Zmarł Robert Hubbard – twórca systemu HANS, który od lat chroni kierowców przed obrażeniami głowy.

Hubbard opracował system HANS wraz ze swoim szwagrem – Jimem Downingiem, który w latach osiemdziesiątych ścigał się w amerykańskiej serii IMSA.

Na wczesnym etapie kariery amerykański inżynier zajmował się analizami z zakresu bezpieczeństwa drogowego. W 1970 roku dołączył do koncernu General Motors, gdzie odpowiadał za badania nad obrażeniami oraz rozwojem atrap służących do symulowania wypadków.

Projekt HANS powstał w momencie, gdy Downing i Hubbard uświadomili sobie, iż kierowcy wyścigowi tracą życie w incydentach ze względu na brak wystarczającej asekuracji głowy w chwili silnych uderzeń. Często doprowadzało to z kolei do przypadków poważnych złamań podstawy czaszki.

Zintensyfikowane prace nad systemem ruszyły po śmierci przyjaciela Downinga – Patricka Jacquemarta, który podczas testów na Mid Ohio zginął w wypadku za kierownicą Renault 5 Turbo.

Hubbard i Downing dysponowali ograniczonymi środkami na badania. Otrzymali jedynie niewielki grant od stanu Michigan. Początkowo ich rozwiązanie nie spotkało się z przychylnością środowiska. Stopniowo doprowadzali je jednak do formy zapewniającej wyższy poziom praktyczności.

Badania uniwersyteckie zdołały wykazać istotną rolę HANS-a w zapewnieniu bezpieczeństwa kierowców. Pierwszy egzemplarz systemu został sprzedany w 1991 roku.
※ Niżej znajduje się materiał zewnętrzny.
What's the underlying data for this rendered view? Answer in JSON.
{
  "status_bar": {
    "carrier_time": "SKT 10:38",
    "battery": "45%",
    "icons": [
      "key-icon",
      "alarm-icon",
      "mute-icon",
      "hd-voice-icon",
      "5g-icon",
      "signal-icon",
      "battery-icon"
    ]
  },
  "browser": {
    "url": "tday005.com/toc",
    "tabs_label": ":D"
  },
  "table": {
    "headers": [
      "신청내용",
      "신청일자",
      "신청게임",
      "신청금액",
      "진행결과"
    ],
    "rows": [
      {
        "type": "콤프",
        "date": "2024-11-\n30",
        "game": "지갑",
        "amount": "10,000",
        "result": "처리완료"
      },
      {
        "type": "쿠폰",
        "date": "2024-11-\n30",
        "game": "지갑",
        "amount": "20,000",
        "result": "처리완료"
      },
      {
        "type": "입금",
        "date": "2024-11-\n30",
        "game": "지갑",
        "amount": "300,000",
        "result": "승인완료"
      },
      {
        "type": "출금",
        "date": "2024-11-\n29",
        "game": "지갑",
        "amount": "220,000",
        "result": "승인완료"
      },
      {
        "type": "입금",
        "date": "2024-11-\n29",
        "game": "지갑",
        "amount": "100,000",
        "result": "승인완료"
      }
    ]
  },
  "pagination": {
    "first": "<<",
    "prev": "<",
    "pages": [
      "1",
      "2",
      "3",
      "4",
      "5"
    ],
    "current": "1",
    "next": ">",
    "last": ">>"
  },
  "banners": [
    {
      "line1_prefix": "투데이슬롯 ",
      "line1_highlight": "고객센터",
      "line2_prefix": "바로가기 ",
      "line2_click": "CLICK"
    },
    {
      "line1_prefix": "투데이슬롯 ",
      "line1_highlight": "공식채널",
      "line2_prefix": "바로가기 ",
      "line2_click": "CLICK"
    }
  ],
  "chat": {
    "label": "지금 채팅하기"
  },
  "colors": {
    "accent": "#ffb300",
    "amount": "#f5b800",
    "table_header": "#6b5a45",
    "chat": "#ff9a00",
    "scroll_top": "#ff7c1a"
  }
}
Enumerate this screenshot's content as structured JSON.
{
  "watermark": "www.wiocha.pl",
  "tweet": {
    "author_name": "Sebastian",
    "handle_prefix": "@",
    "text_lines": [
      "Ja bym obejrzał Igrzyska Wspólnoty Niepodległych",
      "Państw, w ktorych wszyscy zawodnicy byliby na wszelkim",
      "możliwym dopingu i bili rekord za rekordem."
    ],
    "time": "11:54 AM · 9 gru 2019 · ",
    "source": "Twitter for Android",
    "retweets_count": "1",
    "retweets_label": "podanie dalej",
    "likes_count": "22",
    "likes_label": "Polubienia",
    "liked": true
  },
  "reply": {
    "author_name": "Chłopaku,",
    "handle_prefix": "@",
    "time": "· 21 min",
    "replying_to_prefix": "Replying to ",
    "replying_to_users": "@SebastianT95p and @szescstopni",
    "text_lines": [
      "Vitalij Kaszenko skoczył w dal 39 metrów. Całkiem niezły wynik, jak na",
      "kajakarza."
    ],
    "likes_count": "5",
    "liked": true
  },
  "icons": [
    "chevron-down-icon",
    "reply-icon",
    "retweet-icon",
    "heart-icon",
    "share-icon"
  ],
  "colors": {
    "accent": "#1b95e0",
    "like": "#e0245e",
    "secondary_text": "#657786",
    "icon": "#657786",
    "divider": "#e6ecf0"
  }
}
Po tragicznych wypadkach Rolanda Ratzenbergera i Ayrtona Senny, do jakich doszło w trakcie wyścigowego weekendu na Imoli wiosną 1994, za sprawą doktora Sida Watkinsa w Formule 1 wzrosło zainteresowanie HANS-em. Już w 1995 roku Gerhard Berger przetestował system za kierownicą swego bolidu Ferrari. Obowiązek stosowania HANS w F1 został wprowadzony od sezonu 2003.

System zaczął być wykorzystywany także w innych seriach wyścigowych. Niechęć do HANS-a w USA stopniała, gdy w 2001 roku na torze Daytona życie straciła gwiazda NASCAR – Dale Earnhardt Senior.

Nie wiadomo, ilu kierowców uniknęło śmierci bądź poważnych obrażeń, dzięki pracy wykonanej przez Hubbarda i Downinga. Nie ulega jednak żadnej wątpliwości, iż ich projekt okazał się jednym z najbardziej przełomowych rozwiązań z zakresu bezpieczeństwa w wyścigach samochodowych.